Not in the clamor of the crowded street, not in the shouts and plaudits of the throng, but in ourselves, are triumph and defeat.--Henry Wadsworth Longfellow

REDIRECT ALERT! (Scroll down past this mess if you're trying to read an archived post. Thanks. No, really, thanks.)

Due to my inability to control my temper and complacently accept continued silliness with not-quite-as-reliable-as-it-ought-to-be Blogger/Blogspot, your beloved Possumblog will now waddle across the Information Dirt Road and park its prehensile tail at http://possumblog.mu.nu.

This site will remain in place as a backup in case Munuvia gets hit by a bus or something, but I don't think they have as much trouble with this as some places do. ::cough::blogspot::cough:: So click here and adjust your links. I apologize for the inconvenience, but it's one of those things.


Monday, February 18, 2002

Cadillac's Break Through
I don't know what has me on a kick about car commercials today, but this is another one that just rubs me the wrong way--specifically the CTS commercial with the background music of Led Zeppelin's Rock and Roll. I guess you have to give GM credit for trying, but they still don't quite seem to have it. GM is not the same place that Harley Earl left--I'm sure Harley must have been keeping up a constant 4000 RPM in his grave ever since the Cimarron hit the market, and he probably has cranked it up a few notches after reviewing the CTS ad showing the '59 Caddy in the same frame with the CTS. I'm sure the intent is to draw from the legacy of the past of Cadillac and show the CTS as a worthy successor to the '59, and that the CTS is made for folks who are not on the way to the funeral home.

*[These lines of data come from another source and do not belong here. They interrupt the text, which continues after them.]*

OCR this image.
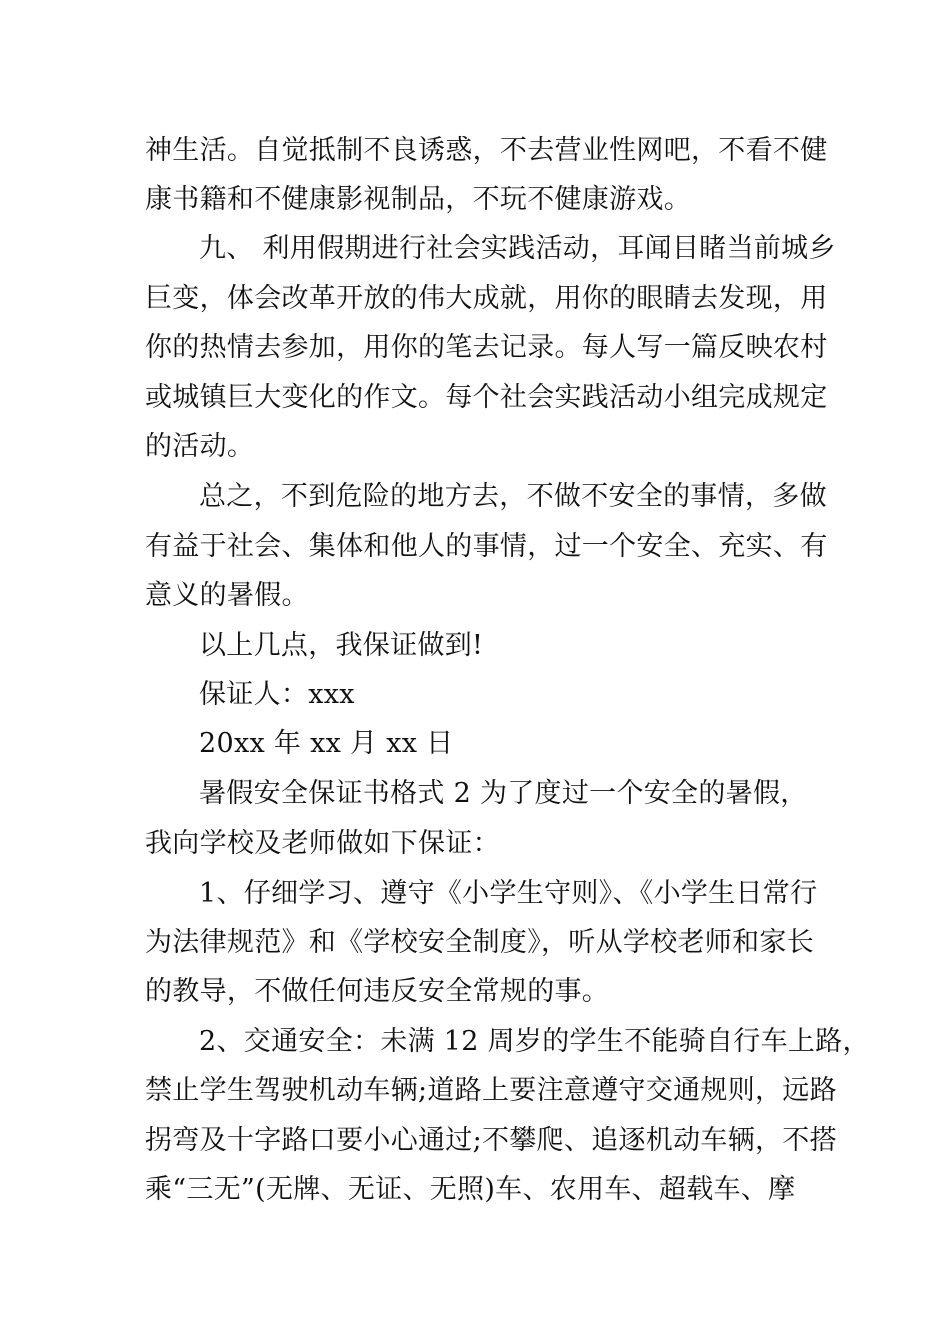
神生活。自觉抵制不良诱惑，不去营业性网吧，不看不健
康书籍和不健康影视制品，不玩不健康游戏。
九、 利用假期进行社会实践活动，耳闻目睹当前城乡
巨变，体会改革开放的伟大成就，用你的眼睛去发现，用
你的热情去参加，用你的笔去记录。每人写一篇反映农村
或城镇巨大变化的作文。每个社会实践活动小组完成规定
的活动。
总之，不到危险的地方去，不做不安全的事情，多做
有益于社会、集体和他人的事情，过一个安全、充实、有
意义的暑假。
以上几点，我保证做到!
保证人：xxx
20xx 年 xx 月 xx 日
暑假安全保证书格式 2 为了度过一个安全的暑假，
我向学校及老师做如下保证：
1、仔细学习、遵守《小学生守则》、《小学生日常行
为法律规范》和《学校安全制度》，听从学校老师和家长
的教导，不做任何违反安全常规的事。
2、交通安全：未满 12 周岁的学生不能骑自行车上路，
禁止学生驾驶机动车辆;道路上要注意遵守交通规则，远路
拐弯及十字路口要小心通过;不攀爬、追逐机动车辆，不搭
乘“三无”(无牌、无证、无照)车、农用车、超载车、摩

However, the way it's done is just dumb looking. (As is the use of a similar Caddy in VoiceStream Wireless ads with Jamie Lee Curtis--there seem to be a few ad folks for whom a '59 Caddy embodies "America"--these people are not car people) The Caddy ads suffer from the same stupid decisionmaking process that GM seems to bumble through whenever it tries to mine its own past--witness the new Impala. For those of us who remember anything about the original, from back in the days when GM Styling was king, we know that the new version is nothing but a Biscayne. FOUR tailights is a BISCAYNE, SIX is an Impala! Feh!

But back to Cadillac--the past is all well and good, but the '59 is not that high of a standard--any of the various pre-1972 Eldorados would be the nearest equivalent in the minds of your target demographic--but the bigger problem is that anyone who really liked listening to Led Zeppelin is not going to like the Cadillac. Not only is the Harley Earl GM gone, but the Bunkie Knudsen GM is no more, too. Knudsen is reputed to have helped turned Pontiac's image around in the early Sixties by noting that "You can sell a young man's car to an old man, but you can never sell an old man's car to a young man." Sorry, but from a young man, Cadillac is still an old man's car. And Led Zeppelin ain't exactly the same as Bare Naked Ladies.

Hopefully, the arrival of Bob Lutz will shake some of the cobwebs loose in GM's structure and rid it of some of the worst aspects of the brand-management style of selling cars. Mr. Lutz, who, though old as the hills, is still a car guy and still understands that solid content is what it takes to sell cars when people are demanding solid content. Good luck to him.